Last week Old South Meeting House hosted Threads Of History: Martha Washington And The Lives Of Eighteenth-Century Women. A quilt pieced from Martha’s dresses provided a point of departure for three scholars presenting quite different narratives. Fascinating!

Martha’s frocks, and their value to her and her descendants, was nothing new at the end of the 18th century. A fragment of finely woven wool damask, dyed a deep green, came from a dress worn by Priscilla Mullins Alden (1602-1685). This woman, Priscilla Mullins Alden, arrived on these shores on the The Mayflower in 1620. She happens to be my ninth great-gran. I was not expecting her to join me at that moment.

It Happened Again

Old State House

A week later Revolutionary Spaces offered a program at the Old State House. All The Voices In The House: Hear My Plea and Know My Truth was both reenactment and reconsideration of the idea of a petition, a plea, an articulated hope for justice. Speakers spoke from the same balcony where Thomas Crafts read the Declaration of Independence to the people of Boston on July 18, 1776. Abigail Adams was there that day, 248 years ago was Abigail Adams. She described the experience to her husband, the future President John Adams, in a letter. “Great attention was given to every word,” she wrote.

Six years earlier, on March 5, 1770, the Boston Massacre had left five colonists dead, among them a Black man by the name of Crispus Attucks. A cobblestone medallion marks that spot today. I studied it as I listened.

Saxophonist Najee Janey initiated the program with a song that was mournful, blue, a sort of spiritual. The speakers–Amanda Shea, Anita D., and D. Ruff–read the original petitions and declaimed interpretative restatements that were part poetry, fully contemporary anguish.

The Petitions

Najee Janey 

Light gleamed from the gilded hides of the lions flanking that façade. Amanda Shea opened with the petition of Elizabeth Proctor in 1696. She had sought to recover the estate of her husband, John, executed for witchcraft in Salem in 1692. Her story sounded familiar.

My seventh great-grandad, Samuel Wardwell was hanged as a witch on September 22, 1692. His wife, Sarah, who brought substantial means to the marriage, was convicted in January 1693 although later reprieved. Their daughter Mercy was accused as well. Their wealth was confiscated and their young children left to fend for themselves. A son, Samuel Jr., sued the Massachusetts Bay Colony, eventually receiving inadequate compensation for their losses and suffering.

Isaac Royall

A petition from the Mashpee Nation in 1783 foreshadowed the horrors inflicted on the Osage Nation recounted in Killers of the Flower Moon: The Osage Murders and the Birth of the FBI by David Grann. They demanded only that they and other Indigenous peoples be given the rights and privileges promised them by the leaders of the Revolution. I paused to think to the number of my ancestors who died battling Native peoples or in massacres initiated by tribal members.

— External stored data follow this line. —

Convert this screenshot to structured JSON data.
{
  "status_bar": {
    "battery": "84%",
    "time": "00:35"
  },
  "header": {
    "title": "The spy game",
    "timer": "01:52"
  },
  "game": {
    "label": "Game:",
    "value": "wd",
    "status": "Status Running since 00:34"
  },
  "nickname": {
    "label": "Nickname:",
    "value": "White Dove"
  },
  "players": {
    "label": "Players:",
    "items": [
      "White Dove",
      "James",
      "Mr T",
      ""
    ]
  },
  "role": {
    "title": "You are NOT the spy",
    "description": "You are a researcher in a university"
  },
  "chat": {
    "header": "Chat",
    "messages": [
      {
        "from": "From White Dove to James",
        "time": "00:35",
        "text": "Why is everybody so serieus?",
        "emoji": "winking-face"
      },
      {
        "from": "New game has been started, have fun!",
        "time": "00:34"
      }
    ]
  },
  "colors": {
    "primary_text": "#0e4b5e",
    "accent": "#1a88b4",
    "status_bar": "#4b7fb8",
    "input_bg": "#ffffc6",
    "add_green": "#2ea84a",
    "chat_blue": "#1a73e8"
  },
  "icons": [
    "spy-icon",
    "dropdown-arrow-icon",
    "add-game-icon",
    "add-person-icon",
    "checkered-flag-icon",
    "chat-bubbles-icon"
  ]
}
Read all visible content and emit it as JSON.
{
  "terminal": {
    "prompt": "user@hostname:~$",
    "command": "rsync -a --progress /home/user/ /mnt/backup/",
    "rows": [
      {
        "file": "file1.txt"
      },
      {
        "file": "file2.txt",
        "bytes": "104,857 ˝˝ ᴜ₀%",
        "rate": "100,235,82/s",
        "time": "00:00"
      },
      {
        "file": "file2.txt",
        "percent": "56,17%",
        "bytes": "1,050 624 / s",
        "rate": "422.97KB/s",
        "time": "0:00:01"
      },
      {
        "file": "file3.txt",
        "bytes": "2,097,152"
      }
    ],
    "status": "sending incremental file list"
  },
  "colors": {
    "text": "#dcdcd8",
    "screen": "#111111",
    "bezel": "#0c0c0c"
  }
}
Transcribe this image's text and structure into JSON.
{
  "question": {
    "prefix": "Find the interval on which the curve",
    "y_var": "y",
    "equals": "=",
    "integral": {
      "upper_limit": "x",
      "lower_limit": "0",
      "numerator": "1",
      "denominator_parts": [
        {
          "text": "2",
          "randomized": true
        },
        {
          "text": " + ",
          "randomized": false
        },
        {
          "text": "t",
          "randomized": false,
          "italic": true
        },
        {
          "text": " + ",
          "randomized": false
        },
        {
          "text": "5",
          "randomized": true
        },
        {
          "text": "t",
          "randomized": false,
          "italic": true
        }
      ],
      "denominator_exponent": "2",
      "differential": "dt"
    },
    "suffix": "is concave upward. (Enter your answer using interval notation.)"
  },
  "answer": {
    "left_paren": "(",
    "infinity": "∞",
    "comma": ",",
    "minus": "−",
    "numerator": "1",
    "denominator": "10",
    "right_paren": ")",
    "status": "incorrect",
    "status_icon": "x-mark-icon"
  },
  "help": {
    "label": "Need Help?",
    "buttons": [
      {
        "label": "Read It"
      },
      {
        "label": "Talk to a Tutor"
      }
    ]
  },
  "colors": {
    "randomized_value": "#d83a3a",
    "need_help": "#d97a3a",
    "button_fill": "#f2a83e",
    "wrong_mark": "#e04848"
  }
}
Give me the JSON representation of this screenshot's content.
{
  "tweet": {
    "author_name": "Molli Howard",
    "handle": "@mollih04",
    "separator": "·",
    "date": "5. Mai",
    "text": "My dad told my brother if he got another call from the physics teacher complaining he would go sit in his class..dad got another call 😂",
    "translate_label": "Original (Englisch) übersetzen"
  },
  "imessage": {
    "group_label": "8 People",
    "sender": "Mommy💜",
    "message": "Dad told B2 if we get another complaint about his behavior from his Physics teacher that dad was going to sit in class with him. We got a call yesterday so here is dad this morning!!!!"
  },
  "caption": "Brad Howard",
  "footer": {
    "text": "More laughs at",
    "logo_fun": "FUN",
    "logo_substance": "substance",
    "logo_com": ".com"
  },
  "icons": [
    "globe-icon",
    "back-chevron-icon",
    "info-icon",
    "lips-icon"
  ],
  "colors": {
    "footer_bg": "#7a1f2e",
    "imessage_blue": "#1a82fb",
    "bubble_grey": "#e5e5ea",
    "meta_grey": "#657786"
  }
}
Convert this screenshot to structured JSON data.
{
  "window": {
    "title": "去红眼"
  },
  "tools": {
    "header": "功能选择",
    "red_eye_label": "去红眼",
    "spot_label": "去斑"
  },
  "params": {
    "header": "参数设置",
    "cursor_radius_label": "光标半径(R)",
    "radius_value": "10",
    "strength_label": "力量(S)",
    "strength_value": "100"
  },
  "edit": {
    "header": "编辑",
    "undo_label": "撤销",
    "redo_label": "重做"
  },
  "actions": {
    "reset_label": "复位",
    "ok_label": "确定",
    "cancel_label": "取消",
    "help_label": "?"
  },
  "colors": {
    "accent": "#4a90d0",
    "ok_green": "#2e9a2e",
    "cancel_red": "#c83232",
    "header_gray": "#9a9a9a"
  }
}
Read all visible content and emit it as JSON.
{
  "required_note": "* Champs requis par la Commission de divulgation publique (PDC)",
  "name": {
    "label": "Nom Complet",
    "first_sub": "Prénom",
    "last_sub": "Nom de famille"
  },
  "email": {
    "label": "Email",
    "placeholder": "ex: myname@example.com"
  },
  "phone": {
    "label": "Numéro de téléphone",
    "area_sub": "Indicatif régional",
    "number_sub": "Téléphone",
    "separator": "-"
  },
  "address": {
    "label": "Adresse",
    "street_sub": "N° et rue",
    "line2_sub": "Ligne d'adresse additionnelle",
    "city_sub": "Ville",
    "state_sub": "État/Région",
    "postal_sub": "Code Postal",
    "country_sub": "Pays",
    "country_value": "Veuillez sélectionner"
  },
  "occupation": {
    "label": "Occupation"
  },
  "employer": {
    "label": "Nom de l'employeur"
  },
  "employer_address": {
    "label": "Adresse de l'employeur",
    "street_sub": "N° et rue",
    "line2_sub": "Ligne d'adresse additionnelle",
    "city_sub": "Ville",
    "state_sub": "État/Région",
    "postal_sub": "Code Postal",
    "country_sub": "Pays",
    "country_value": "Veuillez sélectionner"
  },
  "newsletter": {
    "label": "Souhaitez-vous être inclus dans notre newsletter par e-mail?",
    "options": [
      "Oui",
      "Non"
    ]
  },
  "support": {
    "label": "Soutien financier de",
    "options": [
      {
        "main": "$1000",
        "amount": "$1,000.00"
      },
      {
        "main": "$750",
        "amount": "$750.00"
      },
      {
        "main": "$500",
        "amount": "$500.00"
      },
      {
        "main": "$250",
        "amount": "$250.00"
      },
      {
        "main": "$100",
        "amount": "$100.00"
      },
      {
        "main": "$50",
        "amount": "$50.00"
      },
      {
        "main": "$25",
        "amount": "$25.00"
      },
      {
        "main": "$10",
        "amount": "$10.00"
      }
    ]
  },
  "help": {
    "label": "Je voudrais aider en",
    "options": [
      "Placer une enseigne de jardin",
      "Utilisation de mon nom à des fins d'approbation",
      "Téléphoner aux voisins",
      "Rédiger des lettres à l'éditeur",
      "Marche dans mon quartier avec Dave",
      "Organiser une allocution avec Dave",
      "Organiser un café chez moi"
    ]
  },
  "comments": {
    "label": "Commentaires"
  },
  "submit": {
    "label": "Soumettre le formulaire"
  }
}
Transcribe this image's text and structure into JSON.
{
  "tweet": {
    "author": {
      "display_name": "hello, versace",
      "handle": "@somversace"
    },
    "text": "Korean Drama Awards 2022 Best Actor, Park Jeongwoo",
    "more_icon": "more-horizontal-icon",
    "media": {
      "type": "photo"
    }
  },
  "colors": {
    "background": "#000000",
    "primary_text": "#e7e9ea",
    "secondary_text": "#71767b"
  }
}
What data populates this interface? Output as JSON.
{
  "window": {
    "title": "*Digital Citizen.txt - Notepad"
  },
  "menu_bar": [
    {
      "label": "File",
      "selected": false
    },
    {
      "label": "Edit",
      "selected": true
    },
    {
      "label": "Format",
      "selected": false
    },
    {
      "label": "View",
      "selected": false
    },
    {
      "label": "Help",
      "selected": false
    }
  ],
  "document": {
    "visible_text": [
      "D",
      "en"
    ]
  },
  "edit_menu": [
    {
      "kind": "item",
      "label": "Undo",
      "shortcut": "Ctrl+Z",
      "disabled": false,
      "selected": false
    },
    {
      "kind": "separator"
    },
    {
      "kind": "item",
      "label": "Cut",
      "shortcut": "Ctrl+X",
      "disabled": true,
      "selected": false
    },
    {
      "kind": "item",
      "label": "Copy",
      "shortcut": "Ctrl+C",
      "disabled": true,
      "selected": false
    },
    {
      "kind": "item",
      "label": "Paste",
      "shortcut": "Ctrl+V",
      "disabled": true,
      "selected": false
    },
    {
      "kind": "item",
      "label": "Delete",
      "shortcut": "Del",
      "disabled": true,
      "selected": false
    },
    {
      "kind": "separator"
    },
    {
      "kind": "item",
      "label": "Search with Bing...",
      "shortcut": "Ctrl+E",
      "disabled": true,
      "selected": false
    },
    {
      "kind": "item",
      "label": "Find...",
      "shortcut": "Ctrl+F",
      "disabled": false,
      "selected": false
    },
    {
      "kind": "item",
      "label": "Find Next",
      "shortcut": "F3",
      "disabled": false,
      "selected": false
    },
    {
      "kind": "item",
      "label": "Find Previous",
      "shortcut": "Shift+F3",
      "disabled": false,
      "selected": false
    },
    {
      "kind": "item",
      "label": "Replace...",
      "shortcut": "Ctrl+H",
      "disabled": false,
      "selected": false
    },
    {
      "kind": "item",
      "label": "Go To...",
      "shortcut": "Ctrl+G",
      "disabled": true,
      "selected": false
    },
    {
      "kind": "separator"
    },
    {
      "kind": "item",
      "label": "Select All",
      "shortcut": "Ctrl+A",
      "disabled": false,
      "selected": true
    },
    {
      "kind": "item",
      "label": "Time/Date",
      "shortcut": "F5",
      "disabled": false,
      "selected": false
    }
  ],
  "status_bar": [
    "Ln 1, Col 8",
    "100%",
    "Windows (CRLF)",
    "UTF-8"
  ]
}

A passionate plea from Belinda Sutton in 1783, a woman of some seventy years, asked for a fair recompense for the work she had done for her entire life as a slave of one Isaac Royall. The owner’s name jogged my memory. Isaac Royall? Wait, isn’t he the subject of a famous portrait by John Singleton Copley in the collection of the Boston Museum of Fine Arts? I became familiar with that image fifty years ago. Belinda Sutton’s agonizing words, however, were never part of anything I was taught.

The Voices of History

We think of history as a set of discrete episodes in the past, events over and done with, whose dates and circumstances are regurgitated as a demonstration of our education. Nothing about this evening’s speeches felt over and done with.

Every petition was just. Each petitioner had suffered irreparable harm.

If the voices rang true to me, how much greater is the clarion call among people who have never benefitted from my privilege or enjoyed my blessings?